# Winter?



## moonkissed (Jul 20, 2013)

So we still have a ways before winter but I'm trying to prepare early & order things I will need lol.

Right now I am in Texas but in January I will be moving back to new York state. I have no idea how my little girl will react!

She is loving the Texas heat lol my sister keeps joking that I will lose my dog in the snow since she is so little.

I'll live in an apartment & we do have a nice grassy area...but they only shovel the walks! Lol so I'm not sure how to handle that.

I wanna buy her a sweater for cooler days and then a coat for the really cold days. Her little belly has like no fur on it poor girl will be freezing!

Then I also read that the salt they use for roads/walks r really bad for dogs feet, that plus it being cold I wanted to get her boots but so far I only found some for big dogs and it was like $90 ouch!
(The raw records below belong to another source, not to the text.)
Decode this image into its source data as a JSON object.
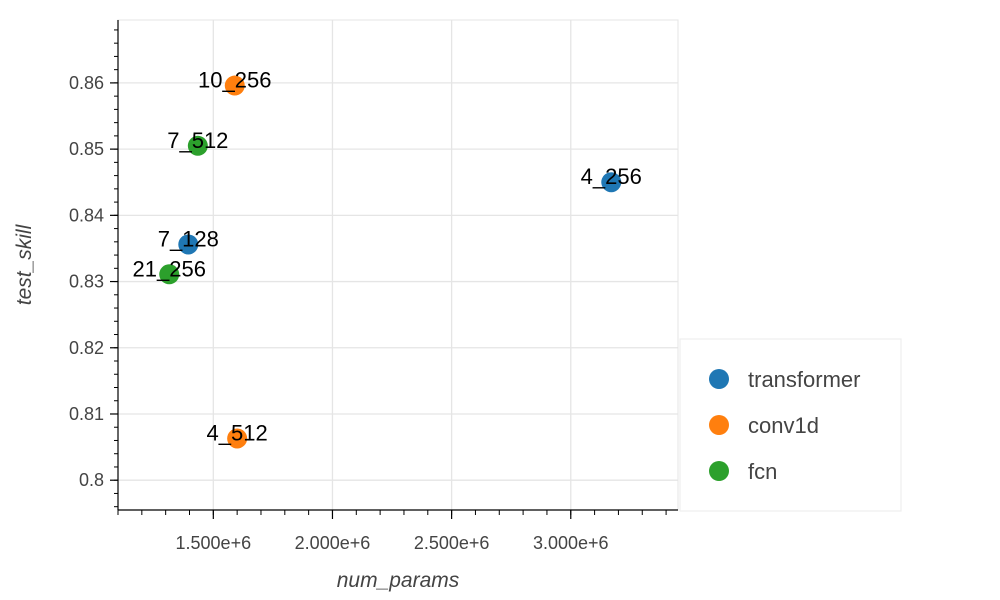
{
  "chart_data": {
    "type": "scatter",
    "xlabel": "num_params",
    "ylabel": "test_skill",
    "xlim": [
      1100000,
      3450000
    ],
    "ylim": [
      0.7955,
      0.8695
    ],
    "xticks": [
      1500000,
      2000000,
      2500000,
      3000000
    ],
    "xtick_labels": [
      "1.500e+6",
      "2.000e+6",
      "2.500e+6",
      "3.000e+6"
    ],
    "yticks": [
      0.8,
      0.81,
      0.82,
      0.83,
      0.84,
      0.85,
      0.86
    ],
    "ytick_labels": [
      "0.8",
      "0.81",
      "0.82",
      "0.83",
      "0.84",
      "0.85",
      "0.86"
    ],
    "grid": true,
    "legend_position": "bottom-right, outside plot area",
    "series": [
      {
        "name": "transformer",
        "color": "#1f77b4",
        "points": [
          {
            "x": 3170000,
            "y": 0.845,
            "label": "4_256"
          },
          {
            "x": 1395000,
            "y": 0.8356,
            "label": "7_128"
          }
        ]
      },
      {
        "name": "conv1d",
        "color": "#ff7f0e",
        "points": [
          {
            "x": 1590000,
            "y": 0.8596,
            "label": "10_256"
          },
          {
            "x": 1600000,
            "y": 0.8063,
            "label": "4_512"
          }
        ]
      },
      {
        "name": "fcn",
        "color": "#2ca02c",
        "points": [
          {
            "x": 1435000,
            "y": 0.8505,
            "label": "7_512"
          },
          {
            "x": 1315000,
            "y": 0.8311,
            "label": "21_256"
          }
        ]
      }
    ]
  }
}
Any suggestions on websites for winter wear for little dogs I would be greatful thanks.

Sent from Petguide.com Free App


----------



## Chihuahua Mommy (Dec 28, 2012)

This website has some adorable winter outfits for dogs ! 
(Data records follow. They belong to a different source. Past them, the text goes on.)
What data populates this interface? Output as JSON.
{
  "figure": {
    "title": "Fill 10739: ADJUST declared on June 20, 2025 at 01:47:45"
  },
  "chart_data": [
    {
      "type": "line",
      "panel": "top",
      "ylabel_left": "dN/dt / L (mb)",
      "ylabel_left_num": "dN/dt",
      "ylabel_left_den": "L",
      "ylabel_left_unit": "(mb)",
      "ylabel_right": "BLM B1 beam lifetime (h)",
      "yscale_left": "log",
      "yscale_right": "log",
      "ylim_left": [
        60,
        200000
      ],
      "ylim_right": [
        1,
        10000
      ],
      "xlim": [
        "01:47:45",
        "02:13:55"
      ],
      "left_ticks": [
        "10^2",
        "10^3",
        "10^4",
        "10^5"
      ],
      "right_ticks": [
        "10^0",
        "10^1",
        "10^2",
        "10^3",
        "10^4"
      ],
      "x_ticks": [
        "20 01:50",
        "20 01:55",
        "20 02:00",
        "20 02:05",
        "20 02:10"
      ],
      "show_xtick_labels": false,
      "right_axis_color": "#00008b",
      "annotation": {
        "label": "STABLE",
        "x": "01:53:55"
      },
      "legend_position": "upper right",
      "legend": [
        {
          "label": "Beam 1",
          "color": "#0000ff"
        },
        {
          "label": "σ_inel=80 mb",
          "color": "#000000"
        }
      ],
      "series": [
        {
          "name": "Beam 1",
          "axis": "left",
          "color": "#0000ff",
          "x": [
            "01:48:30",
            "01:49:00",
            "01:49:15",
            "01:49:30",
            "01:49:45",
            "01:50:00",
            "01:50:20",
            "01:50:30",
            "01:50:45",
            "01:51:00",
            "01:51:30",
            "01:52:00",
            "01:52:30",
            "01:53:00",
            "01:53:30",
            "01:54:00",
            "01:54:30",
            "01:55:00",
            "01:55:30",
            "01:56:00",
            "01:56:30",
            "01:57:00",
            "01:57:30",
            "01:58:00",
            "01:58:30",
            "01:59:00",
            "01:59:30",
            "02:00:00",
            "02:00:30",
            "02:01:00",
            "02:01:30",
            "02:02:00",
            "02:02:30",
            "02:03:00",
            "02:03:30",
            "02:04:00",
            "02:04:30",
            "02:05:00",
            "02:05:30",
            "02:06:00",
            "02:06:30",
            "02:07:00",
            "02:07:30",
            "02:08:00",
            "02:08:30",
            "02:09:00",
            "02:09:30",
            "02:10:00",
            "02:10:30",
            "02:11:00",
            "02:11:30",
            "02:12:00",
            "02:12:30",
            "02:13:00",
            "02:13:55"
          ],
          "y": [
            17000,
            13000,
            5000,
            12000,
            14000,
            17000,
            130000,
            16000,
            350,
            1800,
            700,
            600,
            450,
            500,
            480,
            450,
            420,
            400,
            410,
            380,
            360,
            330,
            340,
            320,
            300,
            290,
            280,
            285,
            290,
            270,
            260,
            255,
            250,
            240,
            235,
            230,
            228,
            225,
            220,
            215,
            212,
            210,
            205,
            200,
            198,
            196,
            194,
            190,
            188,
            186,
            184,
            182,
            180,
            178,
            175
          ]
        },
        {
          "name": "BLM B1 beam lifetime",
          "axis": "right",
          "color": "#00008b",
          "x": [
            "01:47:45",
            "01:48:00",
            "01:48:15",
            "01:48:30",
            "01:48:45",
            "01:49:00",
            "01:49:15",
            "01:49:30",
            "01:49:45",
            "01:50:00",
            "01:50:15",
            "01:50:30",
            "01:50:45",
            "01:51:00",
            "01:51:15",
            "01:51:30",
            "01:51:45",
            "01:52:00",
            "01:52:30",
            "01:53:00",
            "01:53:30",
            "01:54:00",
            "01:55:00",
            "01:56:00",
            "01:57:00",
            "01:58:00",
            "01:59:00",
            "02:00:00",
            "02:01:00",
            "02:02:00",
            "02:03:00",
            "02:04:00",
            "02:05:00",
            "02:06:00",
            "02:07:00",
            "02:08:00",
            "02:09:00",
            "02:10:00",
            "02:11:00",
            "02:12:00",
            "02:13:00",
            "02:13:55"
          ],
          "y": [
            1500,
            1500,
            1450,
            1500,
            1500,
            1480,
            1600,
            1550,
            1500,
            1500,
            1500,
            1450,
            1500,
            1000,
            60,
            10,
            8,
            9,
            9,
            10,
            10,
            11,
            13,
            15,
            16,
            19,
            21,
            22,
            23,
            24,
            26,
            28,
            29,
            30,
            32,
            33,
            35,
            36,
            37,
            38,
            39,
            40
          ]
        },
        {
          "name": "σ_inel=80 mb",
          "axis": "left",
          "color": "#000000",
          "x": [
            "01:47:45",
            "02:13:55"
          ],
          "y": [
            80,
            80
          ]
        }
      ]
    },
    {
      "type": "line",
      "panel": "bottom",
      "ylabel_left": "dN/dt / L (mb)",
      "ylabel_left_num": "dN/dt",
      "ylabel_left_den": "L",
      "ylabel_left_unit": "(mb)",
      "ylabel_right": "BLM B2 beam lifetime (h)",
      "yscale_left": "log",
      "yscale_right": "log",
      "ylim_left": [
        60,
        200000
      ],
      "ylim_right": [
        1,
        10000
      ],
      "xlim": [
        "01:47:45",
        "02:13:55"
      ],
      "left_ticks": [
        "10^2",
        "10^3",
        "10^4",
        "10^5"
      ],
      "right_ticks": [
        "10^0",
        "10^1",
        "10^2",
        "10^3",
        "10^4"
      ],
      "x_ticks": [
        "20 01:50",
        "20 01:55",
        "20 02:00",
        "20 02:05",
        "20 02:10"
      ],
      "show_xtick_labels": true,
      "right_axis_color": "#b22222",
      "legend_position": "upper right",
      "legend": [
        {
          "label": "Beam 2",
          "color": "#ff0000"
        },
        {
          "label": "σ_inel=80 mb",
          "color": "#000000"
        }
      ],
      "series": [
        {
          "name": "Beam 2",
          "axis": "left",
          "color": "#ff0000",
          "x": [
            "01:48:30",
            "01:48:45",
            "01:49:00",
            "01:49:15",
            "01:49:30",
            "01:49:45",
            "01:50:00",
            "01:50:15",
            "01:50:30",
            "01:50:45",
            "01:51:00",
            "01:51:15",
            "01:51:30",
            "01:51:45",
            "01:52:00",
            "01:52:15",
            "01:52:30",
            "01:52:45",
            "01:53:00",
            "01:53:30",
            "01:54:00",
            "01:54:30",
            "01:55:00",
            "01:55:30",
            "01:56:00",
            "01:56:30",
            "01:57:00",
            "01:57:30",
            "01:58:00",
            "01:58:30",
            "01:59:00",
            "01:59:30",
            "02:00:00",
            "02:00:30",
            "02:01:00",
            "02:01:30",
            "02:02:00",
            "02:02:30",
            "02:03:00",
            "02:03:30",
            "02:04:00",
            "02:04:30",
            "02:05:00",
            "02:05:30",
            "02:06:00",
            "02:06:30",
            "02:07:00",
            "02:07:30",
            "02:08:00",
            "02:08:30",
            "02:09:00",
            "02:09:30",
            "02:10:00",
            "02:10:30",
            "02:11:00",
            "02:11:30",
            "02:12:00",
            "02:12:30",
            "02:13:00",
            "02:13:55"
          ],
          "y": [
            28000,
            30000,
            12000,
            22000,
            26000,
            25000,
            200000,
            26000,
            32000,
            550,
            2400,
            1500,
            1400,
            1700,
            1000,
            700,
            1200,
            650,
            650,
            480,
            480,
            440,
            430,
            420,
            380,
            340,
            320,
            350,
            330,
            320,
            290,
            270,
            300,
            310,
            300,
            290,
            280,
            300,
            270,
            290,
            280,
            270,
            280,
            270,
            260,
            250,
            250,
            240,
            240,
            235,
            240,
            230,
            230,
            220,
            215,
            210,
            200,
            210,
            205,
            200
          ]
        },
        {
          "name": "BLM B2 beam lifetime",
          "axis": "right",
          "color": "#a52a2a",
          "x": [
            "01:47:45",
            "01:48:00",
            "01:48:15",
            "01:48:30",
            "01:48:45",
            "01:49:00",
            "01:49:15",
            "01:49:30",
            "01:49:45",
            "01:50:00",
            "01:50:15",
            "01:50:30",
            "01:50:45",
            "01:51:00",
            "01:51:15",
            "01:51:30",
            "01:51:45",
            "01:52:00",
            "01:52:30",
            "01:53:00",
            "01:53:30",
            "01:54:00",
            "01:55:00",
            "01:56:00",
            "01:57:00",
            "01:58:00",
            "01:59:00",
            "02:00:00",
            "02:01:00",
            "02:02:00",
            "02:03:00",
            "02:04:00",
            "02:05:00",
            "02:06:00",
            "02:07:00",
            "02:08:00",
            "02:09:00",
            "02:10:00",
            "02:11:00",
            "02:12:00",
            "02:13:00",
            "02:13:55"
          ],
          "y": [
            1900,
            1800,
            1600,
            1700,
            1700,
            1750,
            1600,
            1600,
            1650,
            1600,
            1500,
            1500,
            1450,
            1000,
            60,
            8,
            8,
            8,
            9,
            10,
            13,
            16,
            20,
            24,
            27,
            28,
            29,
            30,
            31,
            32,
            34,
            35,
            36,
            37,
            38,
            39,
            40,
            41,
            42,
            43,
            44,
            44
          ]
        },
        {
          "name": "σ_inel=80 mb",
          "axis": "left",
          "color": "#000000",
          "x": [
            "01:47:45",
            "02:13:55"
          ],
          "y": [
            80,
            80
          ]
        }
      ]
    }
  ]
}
Winter Dog Apparel - Dog Winter Clothing


----------



## pupluv168 (Mar 7, 2012)

Elaine, a member here (username Elaina) has beautiful clothes at great prices. I would contact her and see if she has anything warm for your girl. Also, Amazon has great deals. 


Sent from Petguide.com App


----------



## Rocky (Jan 25, 2010)

I have a Hurtta Pro Winter Coat for Rocky. It is pricey but the best dog coats I have seen so far. The important thing is that it is wind- and waterproof! Make sure that for snowy and/ or rainy days the coat is waterproof as your baby will otherwise be really really cold (as wet). A pullover is good for Autumn but when it is wet or snowy a waterproof coat is the best.


----------



## Chihuahuasloveme (Jan 8, 2010)

I use doggy socks on ninjas feet he holds them up and screams when its too cold they make tiny socks for tony dog feet petsmart has them and I've sseen them cheap on ebay at least u could try them on at petsmart


----------



## spunky (Aug 23, 2013)

I used doggy socks and snow suits last winter on Peanut . His body is now longer. I hope I can find a suit to fit him this year.

Sent from Petguide.com Free App


----------